La empresa Dimensión S.A., con más de 12 años prestando servicios de recolección de residuos en Chillán, envió una dura presentación al Concejo Municipal acusando una serie de irregularidades en el proceso de licitación del servicio de recolección de basura y denunciando que las bases habrían sido diseñadas de manera “improvisada”, afectando la igualdad entre oferentes y abriendo espacio a un eventual trato directo. 

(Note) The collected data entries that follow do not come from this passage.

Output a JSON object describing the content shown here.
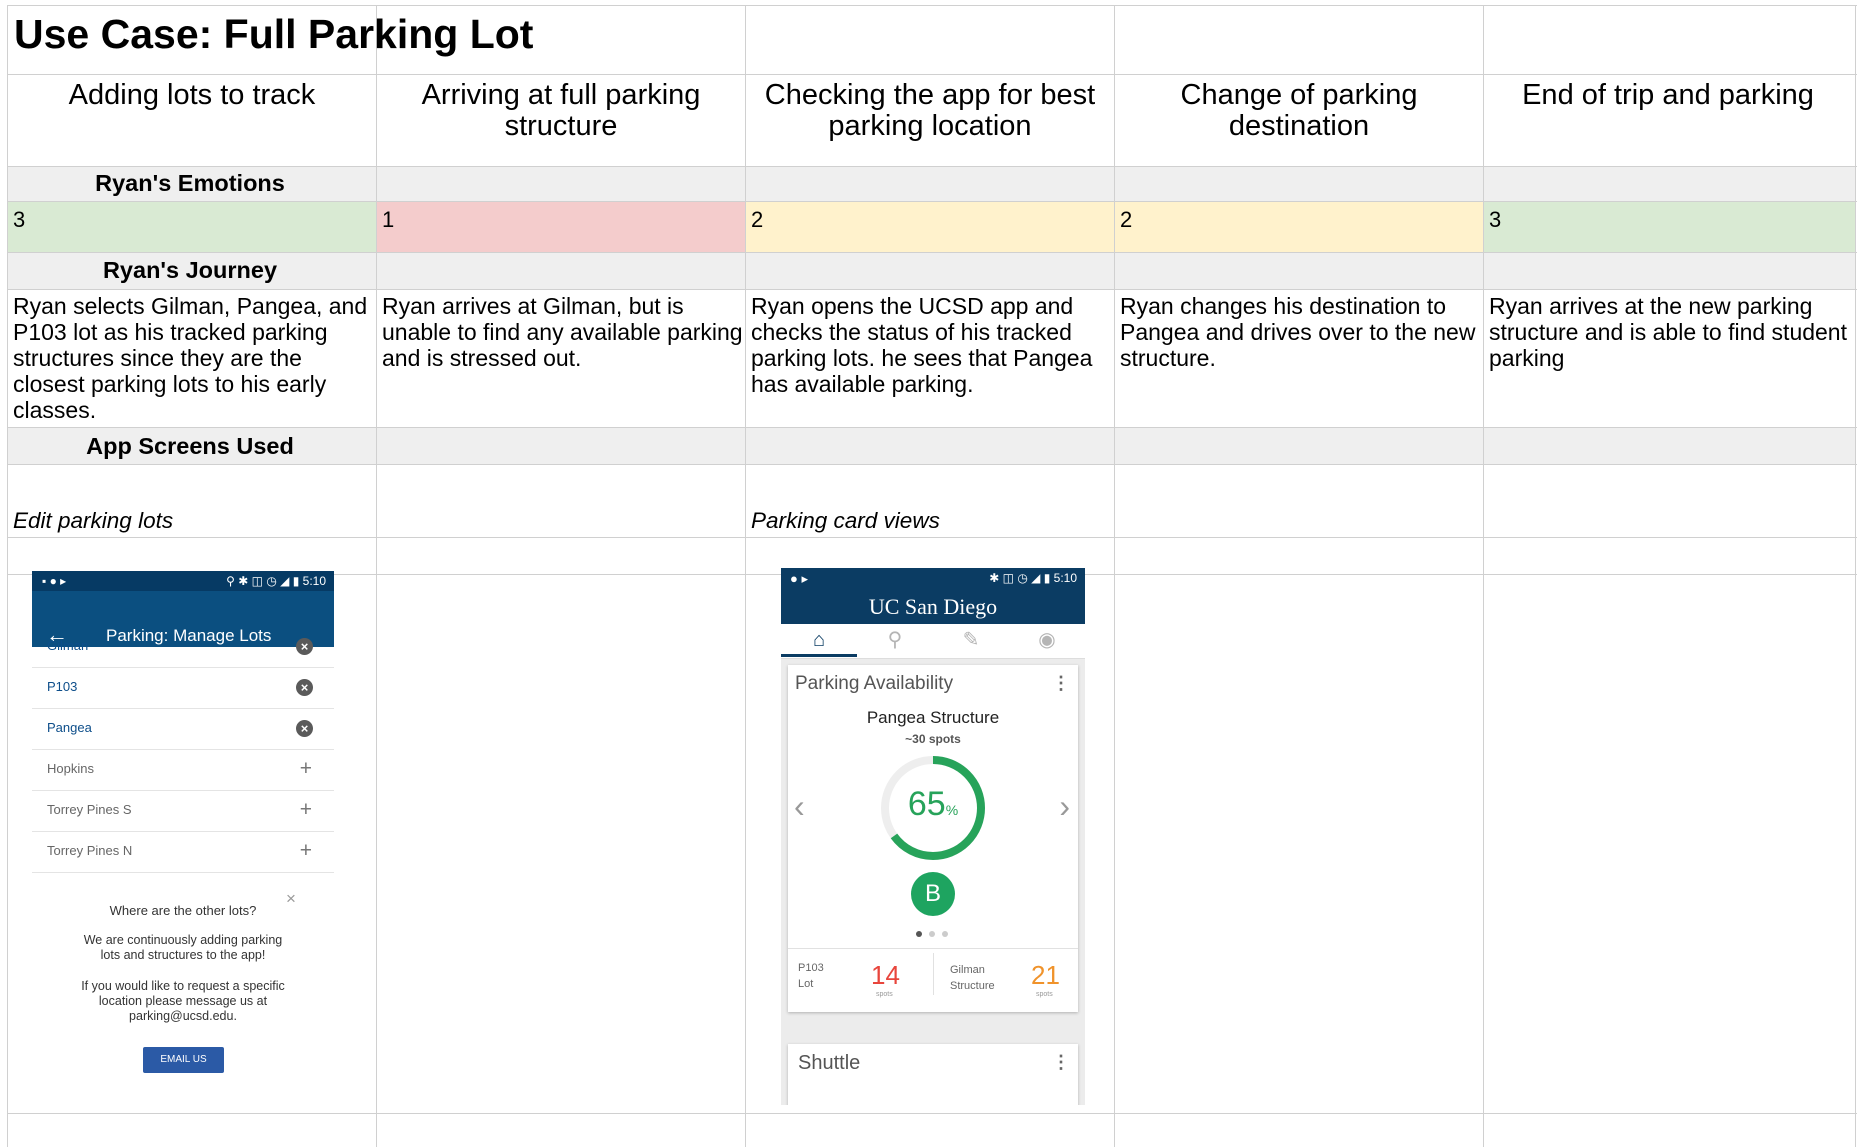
{
  "title": "Use Case: Full Parking Lot",
  "phases": [
    "Adding lots to track",
    "Arriving at full parking structure",
    "Checking the app for best parking location",
    "Change of parking destination",
    "End of trip and parking"
  ],
  "sections": {
    "emotions": "Ryan's Emotions",
    "journey": "Ryan's Journey",
    "screens": "App Screens Used"
  },
  "emotion_scores": [
    {
      "value": "3",
      "color": "#d9ead3"
    },
    {
      "value": "1",
      "color": "#f4cccc"
    },
    {
      "value": "2",
      "color": "#fff2cc"
    },
    {
      "value": "2",
      "color": "#fff2cc"
    },
    {
      "value": "3",
      "color": "#d9ead3"
    }
  ],
  "journey": [
    "Ryan selects Gilman, Pangea, and P103 lot as his tracked parking structures since they are the closest parking lots to his early classes.",
    "Ryan arrives at Gilman, but is unable to find any available parking and is stressed out.",
    "Ryan opens the UCSD app and checks the status of his tracked parking lots. he sees that Pangea has available parking.",
    "Ryan changes his destination to Pangea and drives over to the new structure.",
    "Ryan arrives at the new parking structure and is able to find student parking"
  ],
  "screen_labels": {
    "col1": "Edit parking lots",
    "col3": "Parking card views"
  },
  "manage_lots_screen": {
    "time": "5:10",
    "title": "Parking: Manage Lots",
    "tracked": [
      "Gilman",
      "P103",
      "Pangea"
    ],
    "untracked": [
      "Hopkins",
      "Torrey Pines S",
      "Torrey Pines N"
    ],
    "info_heading": "Where are the other lots?",
    "info_line1": "We are continuously adding parking",
    "info_line2": "lots and structures to the app!",
    "info_line3": "If you would like to request a specific",
    "info_line4": "location please message us at",
    "info_line5": "parking@ucsd.edu.",
    "email_button": "EMAIL US",
    "icons": [
      "back-arrow-icon",
      "remove-icon",
      "add-icon",
      "close-icon"
    ]
  },
  "card_screen": {
    "time": "5:10",
    "logo": "UC San Diego",
    "card_title": "Parking Availability",
    "structure": "Pangea Structure",
    "spots": "~30 spots",
    "percent": 65,
    "percent_sign": "%",
    "grade": "B",
    "accent": "#27a35a",
    "others": [
      {
        "name1": "P103",
        "name2": "Lot",
        "value": "14",
        "unit": "spots",
        "color": "#e8453c"
      },
      {
        "name1": "Gilman",
        "name2": "Structure",
        "value": "21",
        "unit": "spots",
        "color": "#f0932b"
      }
    ],
    "second_card_title": "Shuttle",
    "icons": [
      "home-icon",
      "map-pin-icon",
      "edit-icon",
      "profile-icon"
    ]
  }
}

En la carta firmada por la gerente general de la empresa, Loreto Finsterbusch Rodríguez, Dimensión sostiene que las bases de la licitación ID 1171317-40-LR25 contienen exigencias imposibles de cumplir en los plazos establecidos, especialmente respecto a la adquisición de camiones y equipamiento, lo que habría impedido que empresas con experiencia pudieran participar en igualdad de condiciones.
La empresa además asegura que el municipio modificó de hecho el inicio del contrato vigente, situación que califican como una “grave violación al principio de igualdad de los oferentes”, indicando que las propias bases señalaban expresamente que el nuevo servicio debía comenzar inmediatamente al término del contrato actual. 
Uno de los puntos más delicados de la denuncia apunta a que, tras los reiterados errores en el proceso licitatorio, el municipio habría optado por avanzar hacia un trato directo desde el 1 de julio hasta diciembre de 2026, pese a que —según Dimensión— el nuevo contrato debía iniciar precisamente el 1 de julio de este año. La empresa cuestiona duramente por qué se requeriría un trato directo por seis meses si las propias bases obligaban a comenzar el servicio en esa fecha.
En el documento, Dimensión también pone en duda la capacidad técnica y financiera de las empresas que habrían presentado cotizaciones para el eventual trato directo, señalando que algunas no contarían con la totalidad de los vehículos exigidos y que incluso existirían antecedentes comerciales complejos y morosidades millonarias.
La empresa concluye que las “irregularidades y arbitrariedades están a la vista” y solicita que los antecedentes sean remitidos a la Contraloría y a la Fiscalía, advirtiendo posibles responsabilidades administrativas, civiles y penales derivadas del proceso. Además, recalca que no existe justificación para que la Municipalidad de Chillán termine pagando más por un servicio que consideran de menor calidad al actualmente prestado.